System.Collections.Generic Dictionary Capacity, Hashing, and Collisions.

Somebody asked me a question how to set the initial capacity of System.Collections.Generic.Dictionary<K,V> if one knows that the Dictionary will contain 1000 entries.

The short answer

Dictionary<int,string> numbers = new Dictionary<int,string>(1000);

The long answer

Dictionary<K,V> is a generic type almost identical to the non-generic System.Collections.Hashtable. Both types are implemented as hashtables, but they are slightly different implementations. In particular, they use different algorithms to deal with collisions. Hashtable uses probing and Dictionary<K,V> uses chaining.

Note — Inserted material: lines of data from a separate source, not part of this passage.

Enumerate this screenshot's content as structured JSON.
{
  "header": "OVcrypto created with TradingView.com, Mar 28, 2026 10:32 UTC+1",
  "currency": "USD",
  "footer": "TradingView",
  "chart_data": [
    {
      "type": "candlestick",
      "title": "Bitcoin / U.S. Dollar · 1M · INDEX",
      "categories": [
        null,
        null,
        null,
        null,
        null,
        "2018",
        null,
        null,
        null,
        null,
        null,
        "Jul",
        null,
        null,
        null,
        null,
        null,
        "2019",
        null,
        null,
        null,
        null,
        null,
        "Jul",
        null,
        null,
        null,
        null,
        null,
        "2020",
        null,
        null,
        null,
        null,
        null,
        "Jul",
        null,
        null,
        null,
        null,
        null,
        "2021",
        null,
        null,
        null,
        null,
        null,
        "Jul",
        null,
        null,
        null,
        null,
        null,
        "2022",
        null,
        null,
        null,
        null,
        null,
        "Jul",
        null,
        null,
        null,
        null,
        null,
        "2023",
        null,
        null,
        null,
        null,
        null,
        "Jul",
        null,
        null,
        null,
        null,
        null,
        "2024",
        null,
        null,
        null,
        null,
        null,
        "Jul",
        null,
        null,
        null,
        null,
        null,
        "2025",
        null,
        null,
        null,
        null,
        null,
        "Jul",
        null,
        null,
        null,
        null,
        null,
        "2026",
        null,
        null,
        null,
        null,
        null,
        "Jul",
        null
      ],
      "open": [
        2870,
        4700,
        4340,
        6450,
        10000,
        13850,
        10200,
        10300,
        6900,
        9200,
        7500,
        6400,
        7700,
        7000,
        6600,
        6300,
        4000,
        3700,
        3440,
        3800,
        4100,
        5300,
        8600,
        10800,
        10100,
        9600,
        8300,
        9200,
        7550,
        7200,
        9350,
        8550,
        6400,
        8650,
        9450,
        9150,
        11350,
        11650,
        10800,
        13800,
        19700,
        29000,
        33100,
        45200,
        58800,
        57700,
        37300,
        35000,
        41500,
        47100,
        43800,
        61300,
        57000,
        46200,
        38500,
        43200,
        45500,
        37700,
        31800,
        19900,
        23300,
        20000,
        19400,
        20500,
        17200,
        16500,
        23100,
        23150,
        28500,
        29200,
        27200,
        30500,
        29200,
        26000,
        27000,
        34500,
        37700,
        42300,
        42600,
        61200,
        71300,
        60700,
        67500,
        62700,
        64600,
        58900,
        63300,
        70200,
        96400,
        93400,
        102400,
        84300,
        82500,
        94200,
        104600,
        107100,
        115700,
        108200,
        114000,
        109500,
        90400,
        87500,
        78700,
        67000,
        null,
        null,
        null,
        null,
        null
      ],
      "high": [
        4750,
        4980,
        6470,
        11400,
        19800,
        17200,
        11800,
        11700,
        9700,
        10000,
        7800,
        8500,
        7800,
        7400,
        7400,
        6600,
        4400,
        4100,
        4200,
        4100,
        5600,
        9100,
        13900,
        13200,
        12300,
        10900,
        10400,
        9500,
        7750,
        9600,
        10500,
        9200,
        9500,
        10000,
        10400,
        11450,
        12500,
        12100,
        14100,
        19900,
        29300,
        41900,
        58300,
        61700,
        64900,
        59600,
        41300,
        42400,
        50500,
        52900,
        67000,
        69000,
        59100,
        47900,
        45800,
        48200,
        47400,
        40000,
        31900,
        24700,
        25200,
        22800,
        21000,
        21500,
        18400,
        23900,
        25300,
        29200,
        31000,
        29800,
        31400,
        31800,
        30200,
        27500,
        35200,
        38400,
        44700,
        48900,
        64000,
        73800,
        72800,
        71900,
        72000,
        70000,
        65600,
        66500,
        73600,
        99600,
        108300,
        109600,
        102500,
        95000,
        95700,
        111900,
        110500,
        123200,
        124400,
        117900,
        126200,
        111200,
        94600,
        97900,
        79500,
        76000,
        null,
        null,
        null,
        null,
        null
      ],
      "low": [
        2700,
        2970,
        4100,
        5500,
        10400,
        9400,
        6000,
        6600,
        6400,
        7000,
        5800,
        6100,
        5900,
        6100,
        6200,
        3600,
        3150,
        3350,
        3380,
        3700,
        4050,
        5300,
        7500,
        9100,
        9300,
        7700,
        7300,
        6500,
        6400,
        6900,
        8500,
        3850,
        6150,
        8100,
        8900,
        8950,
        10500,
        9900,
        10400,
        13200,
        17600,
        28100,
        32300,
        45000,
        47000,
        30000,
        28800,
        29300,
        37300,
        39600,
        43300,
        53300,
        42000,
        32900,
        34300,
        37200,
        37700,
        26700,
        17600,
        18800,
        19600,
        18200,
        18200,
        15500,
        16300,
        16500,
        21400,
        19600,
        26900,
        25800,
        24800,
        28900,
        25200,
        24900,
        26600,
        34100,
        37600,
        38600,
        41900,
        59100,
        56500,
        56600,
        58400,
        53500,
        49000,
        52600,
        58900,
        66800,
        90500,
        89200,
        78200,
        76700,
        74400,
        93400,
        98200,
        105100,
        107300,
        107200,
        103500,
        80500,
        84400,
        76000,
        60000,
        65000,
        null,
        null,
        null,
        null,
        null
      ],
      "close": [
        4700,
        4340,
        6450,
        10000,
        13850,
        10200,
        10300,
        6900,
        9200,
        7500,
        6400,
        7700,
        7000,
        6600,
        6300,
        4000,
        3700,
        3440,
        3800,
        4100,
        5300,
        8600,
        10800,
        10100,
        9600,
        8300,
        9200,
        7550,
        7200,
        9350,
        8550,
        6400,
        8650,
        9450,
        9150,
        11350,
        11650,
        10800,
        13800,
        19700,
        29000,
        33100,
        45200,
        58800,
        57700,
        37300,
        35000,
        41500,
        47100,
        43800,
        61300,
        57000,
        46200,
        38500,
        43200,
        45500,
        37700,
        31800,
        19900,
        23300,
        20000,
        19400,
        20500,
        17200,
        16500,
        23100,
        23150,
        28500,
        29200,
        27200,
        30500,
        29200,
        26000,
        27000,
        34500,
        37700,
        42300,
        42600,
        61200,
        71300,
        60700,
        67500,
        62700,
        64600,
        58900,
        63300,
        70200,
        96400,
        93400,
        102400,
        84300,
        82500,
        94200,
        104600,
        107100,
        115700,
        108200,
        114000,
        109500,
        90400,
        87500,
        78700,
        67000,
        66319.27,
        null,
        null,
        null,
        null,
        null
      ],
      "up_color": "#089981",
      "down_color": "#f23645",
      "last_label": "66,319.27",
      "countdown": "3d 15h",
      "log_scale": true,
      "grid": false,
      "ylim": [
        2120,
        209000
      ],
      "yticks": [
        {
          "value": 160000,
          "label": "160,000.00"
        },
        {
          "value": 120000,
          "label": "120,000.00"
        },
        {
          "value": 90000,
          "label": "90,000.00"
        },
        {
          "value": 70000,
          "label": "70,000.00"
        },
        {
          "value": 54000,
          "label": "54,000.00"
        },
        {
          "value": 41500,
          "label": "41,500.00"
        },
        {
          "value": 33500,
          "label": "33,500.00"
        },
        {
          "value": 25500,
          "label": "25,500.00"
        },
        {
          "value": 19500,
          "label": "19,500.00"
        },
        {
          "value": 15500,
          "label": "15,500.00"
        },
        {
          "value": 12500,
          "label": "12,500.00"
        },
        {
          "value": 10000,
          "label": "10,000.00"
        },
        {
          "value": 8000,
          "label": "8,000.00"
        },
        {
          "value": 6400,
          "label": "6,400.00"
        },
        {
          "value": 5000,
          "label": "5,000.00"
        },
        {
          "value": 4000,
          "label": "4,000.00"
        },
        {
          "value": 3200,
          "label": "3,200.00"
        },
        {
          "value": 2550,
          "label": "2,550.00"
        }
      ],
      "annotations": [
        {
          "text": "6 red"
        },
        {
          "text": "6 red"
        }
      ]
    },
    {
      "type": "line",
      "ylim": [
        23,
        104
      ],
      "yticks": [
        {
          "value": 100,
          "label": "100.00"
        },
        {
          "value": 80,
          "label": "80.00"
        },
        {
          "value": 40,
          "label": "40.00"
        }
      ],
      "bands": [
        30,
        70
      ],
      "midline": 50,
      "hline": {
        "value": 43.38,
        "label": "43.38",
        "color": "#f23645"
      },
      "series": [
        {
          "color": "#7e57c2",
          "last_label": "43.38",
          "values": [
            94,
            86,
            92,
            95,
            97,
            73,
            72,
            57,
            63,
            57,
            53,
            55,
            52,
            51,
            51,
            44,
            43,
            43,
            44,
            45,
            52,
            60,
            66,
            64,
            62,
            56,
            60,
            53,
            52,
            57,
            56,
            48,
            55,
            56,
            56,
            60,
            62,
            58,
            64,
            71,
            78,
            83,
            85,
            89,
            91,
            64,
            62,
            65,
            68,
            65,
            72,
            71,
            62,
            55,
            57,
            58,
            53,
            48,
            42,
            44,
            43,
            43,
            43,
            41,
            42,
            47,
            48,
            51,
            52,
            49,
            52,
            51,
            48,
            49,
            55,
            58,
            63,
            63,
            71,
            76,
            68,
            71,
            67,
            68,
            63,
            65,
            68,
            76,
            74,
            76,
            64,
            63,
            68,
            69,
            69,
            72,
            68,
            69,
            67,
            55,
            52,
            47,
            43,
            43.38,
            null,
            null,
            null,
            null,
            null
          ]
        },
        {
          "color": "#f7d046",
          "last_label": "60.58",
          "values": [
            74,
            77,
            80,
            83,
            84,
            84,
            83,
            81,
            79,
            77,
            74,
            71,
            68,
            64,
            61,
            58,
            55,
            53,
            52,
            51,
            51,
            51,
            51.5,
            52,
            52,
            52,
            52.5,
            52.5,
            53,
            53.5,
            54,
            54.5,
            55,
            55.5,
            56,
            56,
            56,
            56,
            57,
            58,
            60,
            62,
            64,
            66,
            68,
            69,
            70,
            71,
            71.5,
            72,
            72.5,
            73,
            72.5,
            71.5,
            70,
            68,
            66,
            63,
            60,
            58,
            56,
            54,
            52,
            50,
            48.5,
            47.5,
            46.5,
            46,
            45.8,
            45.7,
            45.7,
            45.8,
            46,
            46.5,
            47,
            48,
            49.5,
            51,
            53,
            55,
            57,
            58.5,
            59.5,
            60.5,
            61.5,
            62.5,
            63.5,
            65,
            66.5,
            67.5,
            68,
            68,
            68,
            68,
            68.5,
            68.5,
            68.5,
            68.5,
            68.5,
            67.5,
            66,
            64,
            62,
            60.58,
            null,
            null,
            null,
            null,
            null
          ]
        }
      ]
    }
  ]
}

Probing means that when a collision is detected, the algorithm tries to store the new entry in the next free bucket. When a hashtable gets close to full (saturated), finding the next free bucket becomes difficult. For this reason, hashtables that use probing grow their size way before they get completely saturated to minimize collisions. In our Hashtable, the threshold of acceptable saturation is controlled by the loadFactor parameter the constructor, but this is a topic for another time. Hashtables using probing always have more buckets allocated than the number of entries they store.

Now, the interesting question is whether the capacity specifies the number of buckets we allocate or the algorithm is actually smarter. The good news is that we take the loadFactor into account when allocating the buckets. So, if you specify capacity of let’s say 1000, we actually allocate more buckets. In fact we allocate enough buckets to ensure that we don’t have to grow the number of buckets before more entries are added than the specified capacity.

Chaining means that all entries with the same hash code are stored in a list associated with one bucket corresponding to the hash code. Therefore the Dictionary<K,V> can be completely saturated, we don’t use loadFactor, and we simply take the next prime number after the capacity to determine how many buckets to allocate.